In the years to come, as we retell our saga to those who haven't heard it, I am sure the waves will be bigger and the storms even stronger.  Such are the lives of those on the sea.

"So, join us here next week my friends, you're sure to get a smile."  "From the two intrepid castaways, sailing to Maya's Isles"




  1. OK stupid question from a non-boater here - but why did you stay on the boat? Couldn't you just pull the boat up onto a beach and head to a hotel till it was all over?

    1. Hi Peggy,

      Good question! The reason is twofold: The first reason has to do with our boat draft. The draft is the amount of distance you need between the waterline and the bottom.
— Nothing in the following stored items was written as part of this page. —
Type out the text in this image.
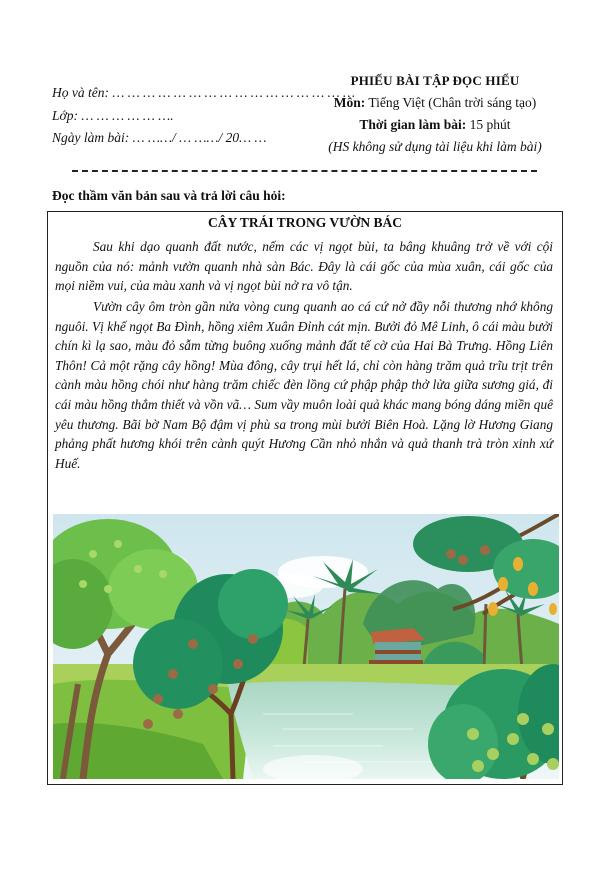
Họ và tên: … … … … … … … … … … … … … … … …
Lớp: … … … … … ….
Ngày làm bài: … ……/ … ……/ 20… …
PHIẾU BÀI TẬP ĐỌC HIỂU
Môn: Tiếng Việt (Chân trời sáng tạo)
Thời gian làm bài: 15 phút
(HS không sử dụng tài liệu khi làm bài)
Đọc thầm văn bản sau và trả lời câu hỏi:
CÂY TRÁI TRONG VƯỜN BÁC
Sau khi dạo quanh đất nước, nếm các vị ngọt bùi, ta bâng khuâng trở về với cội nguồn của nó: mảnh vườn quanh nhà sàn Bác. Đây là cái gốc của mùa xuân, cái gốc của mọi niềm vui, của màu xanh và vị ngọt bùi nở ra vô tận.
Vườn cây ôm tròn gần nửa vòng cung quanh ao cá cứ nở đầy nỗi thương nhớ không nguôi. Vị khế ngọt Ba Đình, hồng xiêm Xuân Đỉnh cát mịn. Bưởi đỏ Mê Linh, ô cái màu bưởi chín kì lạ sao, màu đỏ sẫm từng buông xuống mảnh đất tế cờ của Hai Bà Trưng. Hồng Liên Thôn! Cả một rặng cây hồng! Mùa đông, cây trụi hết lá, chỉ còn hàng trăm quả trĩu trịt trên cành màu hồng chói như hàng trăm chiếc đèn lồng cứ phập phập thở lửa giữa sương giá, đi cái màu hồng thắm thiết và vồn vã… Sum vầy muôn loài quả khác mang bóng dáng miền quê yêu thương. Bãi bờ Nam Bộ đậm vị phù sa trong mùi bưởi Biên Hoà. Lặng lờ Hương Giang phảng phất hương khói trên cành quýt Hương Cần nhỏ nhắn và quả thanh trà tròn xinh xứ Huế.
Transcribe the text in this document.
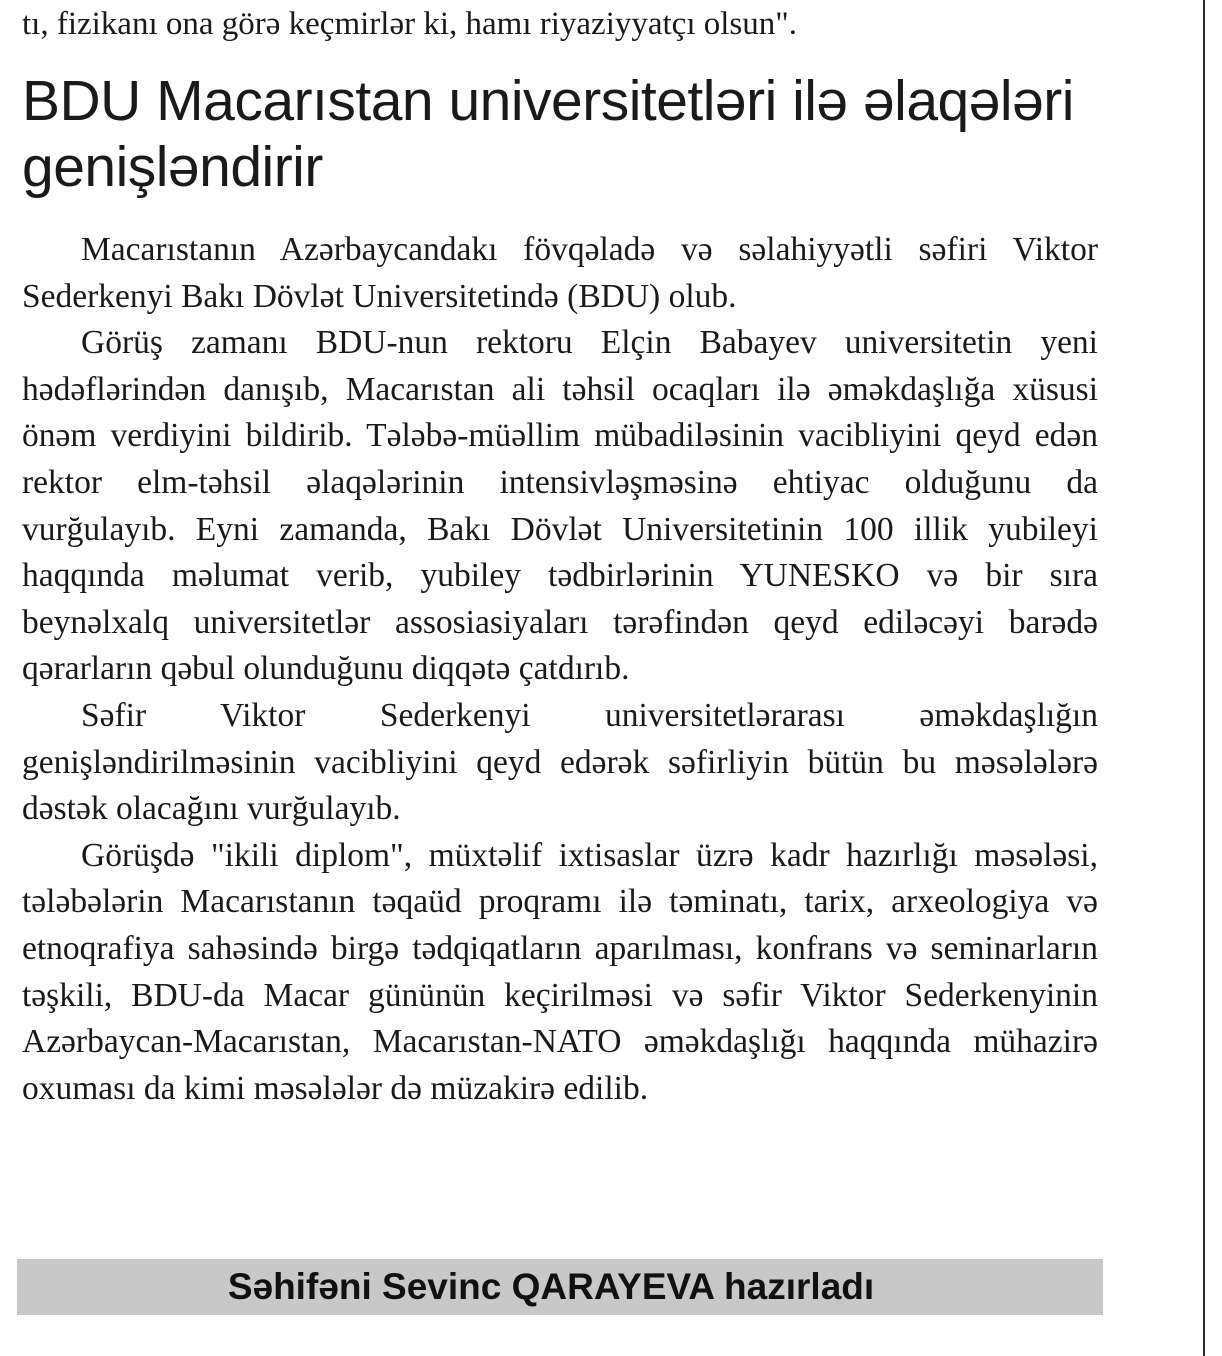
tı, fizikanı ona görə keçmirlər ki, hamı riyaziyyatçı olsun".

BDU Macarıstan universitetləri ilə əlaqələri genişləndirir

Macarıstanın Azərbaycandakı fövqəladə və səlahiyyətli səfiri Viktor Sederkenyi Bakı Dövlət Universitetində (BDU) olub.

Görüş zamanı BDU-nun rektoru Elçin Babayev universitetin yeni hədəflərindən danışıb, Macarıstan ali təhsil ocaqları ilə əməkdaşlığa xüsusi önəm verdiyini bildirib. Tələbə-müəllim mübadiləsinin vacibliyini qeyd edən rektor elm-təhsil əlaqələrinin intensivləşməsinə ehtiyac olduğunu da vurğulayıb. Eyni zamanda, Bakı Dövlət Universitetinin 100 illik yubileyi haqqında məlumat verib, yubiley tədbirlərinin YUNESKO və bir sıra beynəlxalq universitetlər assosiasiyaları tərəfindən qeyd ediləcəyi barədə qərarların qəbul olunduğunu diqqətə çatdırıb.

Səfir Viktor Sederkenyi universitetlərarası əməkdaşlığın genişləndirilməsinin vacibliyini qeyd edərək səfirliyin bütün bu məsələlərə dəstək olacağını vurğulayıb.

Görüşdə "ikili diplom", müxtəlif ixtisaslar üzrə kadr hazırlığı məsələsi, tələbələrin Macarıstanın təqaüd proqramı ilə təminatı, tarix, arxeologiya və etnoqrafiya sahəsində birgə tədqiqatların aparılması, konfrans və seminarların təşkili, BDU-da Macar gününün keçirilməsi və səfir Viktor Sederkenyinin Azərbaycan-Macarıstan, Macarıstan-NATO əməkdaşlığı haqqında mühazirə oxuması da kimi məsələlər də müzakirə edilib.

Səhifəni Sevinc QARAYEVA hazırladı
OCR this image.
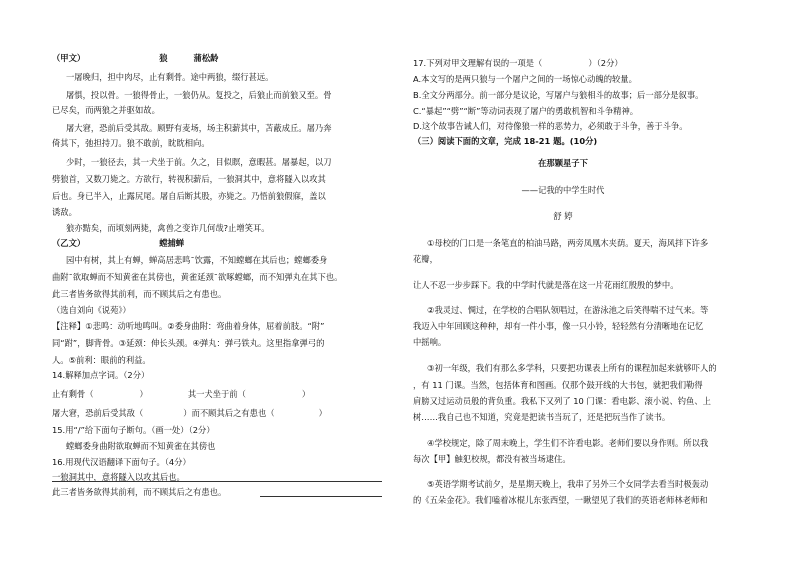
（甲文）	狼	蒲松龄
一屠晚归，担中肉尽，止有剩骨。途中两狼，缀行甚远。
屠惧，投以骨。一狼得骨止，一狼仍从。复投之，后狼止而前狼又至。骨
已尽矣，而两狼之并驱如故。
屠大窘，恐前后受其敌。顾野有麦场，场主积薪其中，苫蔽成丘。屠乃奔
倚其下，弛担持刀。狼不敢前，眈眈相向。
少时，一狼径去，其一犬坐于前。久之，目似瞑，意暇甚。屠暴起，以刀
劈狼首，又数刀毙之。方欲行，转视积薪后，一狼洞其中，意将隧入以攻其
后也。身已半入，止露尻尾。屠自后断其股，亦毙之。乃悟前狼假寐，盖以
诱敌。
狼亦黠矣，而顷刻两毙，禽兽之变诈几何哉?止增笑耳。
（乙文）	螳捕蝉
园中有树，其上有蝉，蝉高居悲鸣ˉ饮露，不知螳螂在其后也；螳螂委身
曲附ˉ欲取蝉而不知黄雀在其傍也，黄雀延颈ˉ欲啄螳螂，而不知弹丸在其下也。
此三者皆务欲得其前利，而不顾其后之有患也。
（选自刘向《说苑》）
【注释】①悲鸣：动听地鸣叫。②委身曲附：弯曲着身体，屈着前肢。“附”
同“跗”，脚背骨。③延颈：伸长头颈。④弹丸：弹弓铁丸。这里指拿弹弓的
人。⑤前利：眼前的利益。
14.解释加点字词。（2分）
止有剩骨（	）	其一犬坐于前（	）
屠大窘，恐前后受其敌（	）而不顾其后之有患也（	）
15.用“/”给下面句子断句。（画一处）（2分）
螳螂委身曲附欲取蝉而不知黄雀在其傍也
16.用现代汉语翻译下面句子。（4分）
一狼洞其中，意将隧入以攻其后也。
此三者皆务欲得其前利，而不顾其后之有患也。
17.下列对甲文理解有误的一项是（	）（2分）
A.本文写的是两只狼与一个屠户之间的一场惊心动魄的较量。
B.全文分两部分。前一部分是议论，写屠户与狼相斗的故事；后一部分是叙事。
C.“暴起”“劈”“断”等动词表现了屠户的勇敢机智和斗争精神。
D.这个故事告诫人们，对待像狼一样的恶势力，必须敢于斗争，善于斗争。
（三）阅读下面的文章，完成 18-21 题。(10分)
在那颗星子下
——记我的中学生时代
舒 婷
①母校的门口是一条笔直的柏油马路，两旁凤凰木夹荫。夏天，海风拌下许多
花瓣，
让人不忍一步步踩下。我的中学时代就是落在这一片花雨红殷殷的梦中。
②我灵过、惆过，在学校的合唱队领唱过，在游泳池之后笑得喘不过气来。等
我迈入中年回顾这种种，却有一件小事，像一只小铃，轻轻然有分清晰地在记忆
中摇响。
③初一年级，我们有那么多学科，只要把功课表上所有的课程加起来就够吓人的
，有 11 门课。当然，包括体育和图画。仅那个鼓开线的大书包，就把我们勒得
肩膀又过运动员般的背负重。我私下又列了 10 门课：看电影、滚小说、钓鱼、上
树……我自己也不知道，究竟是把读书当玩了，还是把玩当作了读书。
④学校规定，除了周末晚上，学生们不许看电影。老师们要以身作则。所以我
每次【甲】触犯校规，都没有被当场逮住。
⑤英语学期考试前夕，是星期天晚上，我串了另外三个女同学去看当时极轰动
的《五朵金花》。我们嗑着冰棍儿东张西望，一瞅望见了我们的英语老师林老师和
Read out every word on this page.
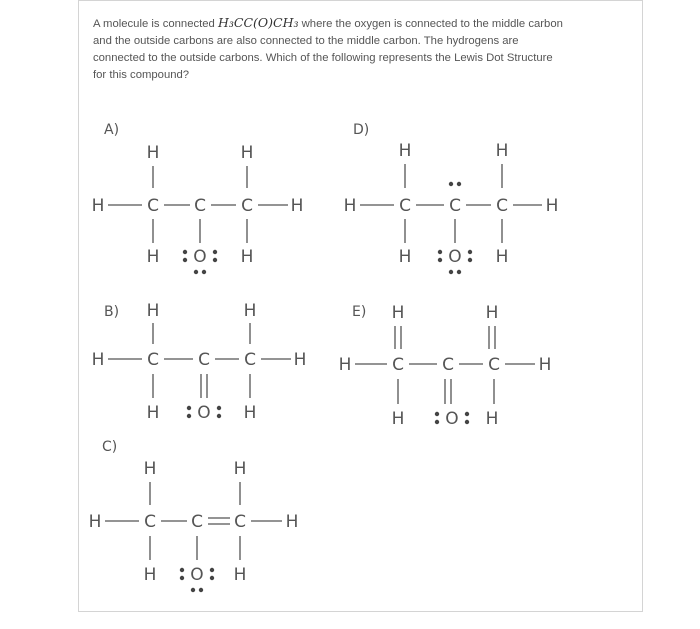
A molecule is connected H₃CC(O)CH₃ where the oxygen is connected to the middle carbon and the outside carbons are also connected to the middle carbon. The hydrogens are connected to the outside carbons. Which of the following represents the Lewis Dot Structure for this compound?
A)
H	H
H	C C C H
H O H
D)
H	H
H	C C C H
H O H
B) H	H
H	C C C H
H O H
E) H	H
H C C C H
H O H
C)
H	H
H	C C C H
H O H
For instance, our draft is around five feet. That means that you need the depth of the water to be at least five feet below the boat otherwise you will hit the bottom. The area where we were anchored had a depth of about 9 feet. To have that depth, we were about a quarter mile offshore. Normally we would use our dinghy to get into the beach, however due to the rough conditions, it was far too dangerous to try and get off the boat and into the smaller dinghy.

      The other reason was that the island we were anchored near was place to stay.

      There were some accomodations nearby however we would have had to park Maya at a dock. The marina, because of its exposure to the waves, required all the boats to vacate thier slips prior to the storm. In that kind of blow, the boats would have done great damage to the docks as they bounced around.

      Interestingly, in a hurricane, the US Navy requires all of its ships to head out to sea. It is safer for them to bounce around in the waves that to be connected to the piers. Its not too comfortable, but a lot safer for the docks, ships and personnel.